There has been talk this week that business meetings are permissable in restaurants and bars – a loophole for Tier 2 and 3 enterprises.
The policy was written before the tiers system was implemented, so it is now a little grey. UKHospitality chief Kate Nicholls said she was seeking “urgent clarification” as to whether groups of 30 are still allowed to meet in hospitality venues to wine, dine, and talk… business.
At present, all is a little blurry, but the point is nobody in Government has come out to say that people aren’t allowed to meet for business lunches, so that’s sort of where we’re at. Moreover, no official has told restaurant managers or bar staff to deny such customers a fill and the opportunity to conduct negotiations.
Jeremy King has certainly taken this on, writing this week that while his West End restaurants have suffered a 50 per cent drop in trade since the announcement of Tier 2 rules in London, there is “a glimmer of hope”.
He wrote: “Whether the Government does a U-turn on this as well remains to be seen but frankly I have had enough of prevarication, indecision and contradictions and am pressing ahead on this basis irrespectively.”
And so, for “work purposes”, it would appear that even if establishments are thrust into the non-lucrative and pitifully more stringent higher tiers, where different households aren’t allowed to mix, there might be a way.
Until the Government says otherwise (and we do not want to tempt fate) the current line from No.10 is thus: “People are permitted to meet indoors for work purposes in high or very high areas”.
King added: “There you have it. We will still need to limit the table sizes to six but otherwise we propose to proceed as above.
“And whilst I am writing I am delighted to report that The Delaunay did go ahead and open today (Tuesday)”.
Martin Williams, CEO of M Restaurants and Gaucho, had the same idea.
He said: “Having spent the past month consulting with the City of London Police, UK Hospitality and our legal counsel at the highest level (Barristers and Queens Council), we believe that our interpretation of the government guidance is that business meetings which the guest deems reasonably necessary for work purposes are permitted to take place in our covid-secure venues. At these meetings, food and beverages are permitted to be served.
“The fact that restaurants are having to search for rationale to permit a common-sense approach to safe dining in our venues, is an indictment on Sadiq Khan who made claims to be the most pro-business Mayor of London, yet has completely failed to support hospitality nor a broader business.

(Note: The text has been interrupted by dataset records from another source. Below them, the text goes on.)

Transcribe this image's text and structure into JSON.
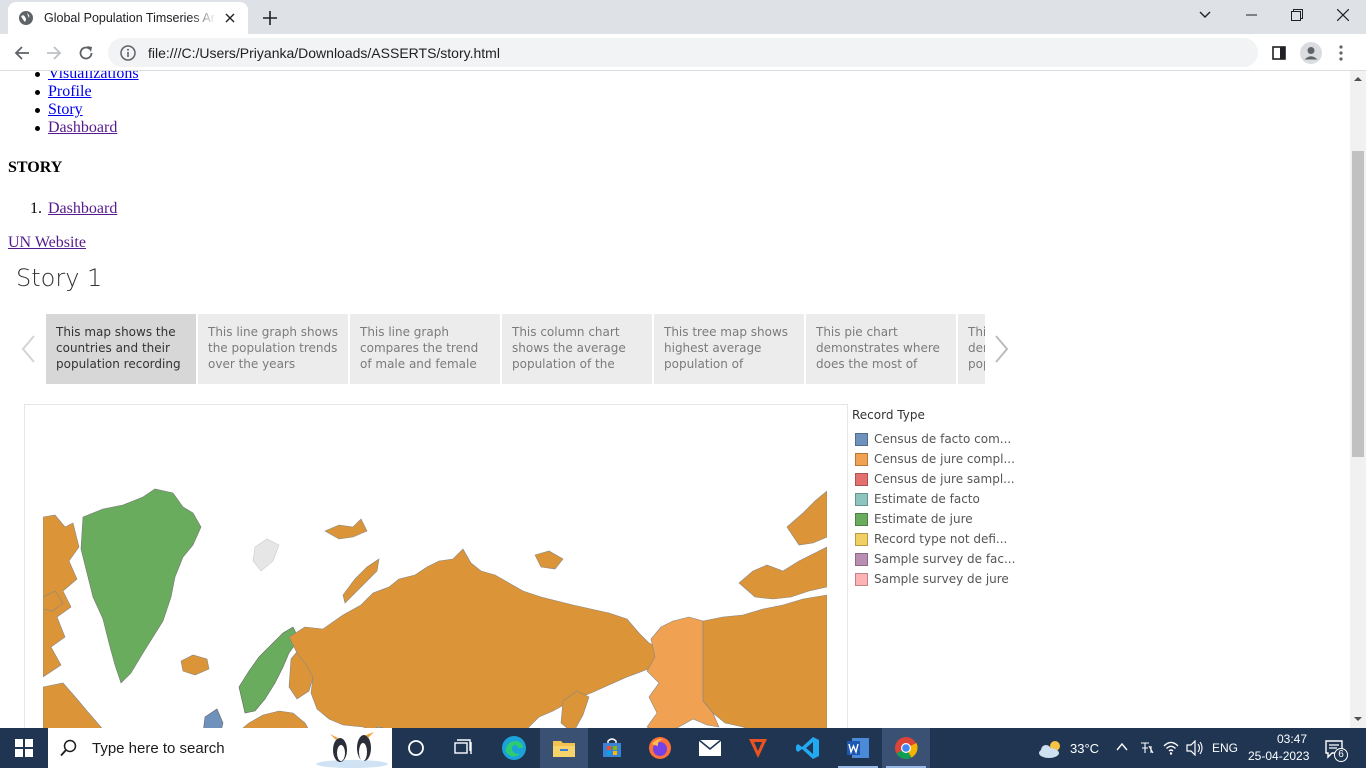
{
  "browser": {
    "tab_title": "Global Population Timseries Analysis",
    "url": "file:///C:/Users/Priyanka/Downloads/ASSERTS/story.html"
  },
  "page": {
    "nav_links": [
      "Visualizations",
      "Profile",
      "Story",
      "Dashboard"
    ],
    "story_heading": "STORY",
    "ordered_list": [
      {
        "number": "1.",
        "label": "Dashboard"
      }
    ],
    "un_link": "UN Website"
  },
  "story": {
    "title": "Story 1",
    "points": [
      "This map shows the countries and their population recording",
      "This line graph shows the population trends over the years",
      "This line graph compares the trend of male and female",
      "This column chart shows the average population of the",
      "This tree map shows highest  average population of",
      "This pie chart demonstrates where does the most of",
      "This chart demonstrates population"
    ],
    "active_point": 0
  },
  "legend": {
    "title": "Record Type",
    "items": [
      {
        "label": "Census de facto com...",
        "color": "#6e92bb"
      },
      {
        "label": "Census de jure compl...",
        "color": "#f0a152"
      },
      {
        "label": "Census de jure sampl...",
        "color": "#e36f6f"
      },
      {
        "label": "Estimate de facto",
        "color": "#8cc5be"
      },
      {
        "label": "Estimate de jure",
        "color": "#6aac5d"
      },
      {
        "label": "Record type not defi...",
        "color": "#f1cf63"
      },
      {
        "label": "Sample survey de fac...",
        "color": "#b88fb2"
      },
      {
        "label": "Sample survey de jure",
        "color": "#fbb3b6"
      }
    ]
  },
  "map_colors": {
    "greenland": "#6aac5d",
    "russia": "#db9438",
    "alaska": "#f0a152",
    "canada": "#db9438",
    "scandinavia": "#6aac5d",
    "central_asia": "#8cc5be",
    "uk": "#6e92bb"
  },
  "taskbar": {
    "search_placeholder": "Type here to search",
    "weather": "33°C",
    "language": "ENG",
    "time": "03:47",
    "date": "25-04-2023",
    "notification_count": "6"
  }
}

“We worked with the cabinet-office to help them define ‘Covid Secure’ when we re-opened out of lock-down, we will continue to carry out due diligence with business lunches to ensure that we have the very best practice in our Gaucho and M Restaurants to allow both our people and our guests to work and dine safely. One of the special moments we see regularly in our ‘city restaurants’ is the combination of business deals being struck, whilst finest hospitality and food are offered.
“In the past months, the public have appreciated this more than ever – now is not the time to shackle our industry further, nor to prevent the businesses who have loyally championed us since inception, remaining part of our community.
“In summary, in line with our previous discussions, you can hold a business meeting/event, but food and drink need to be served to seated persons, who then remain seated.”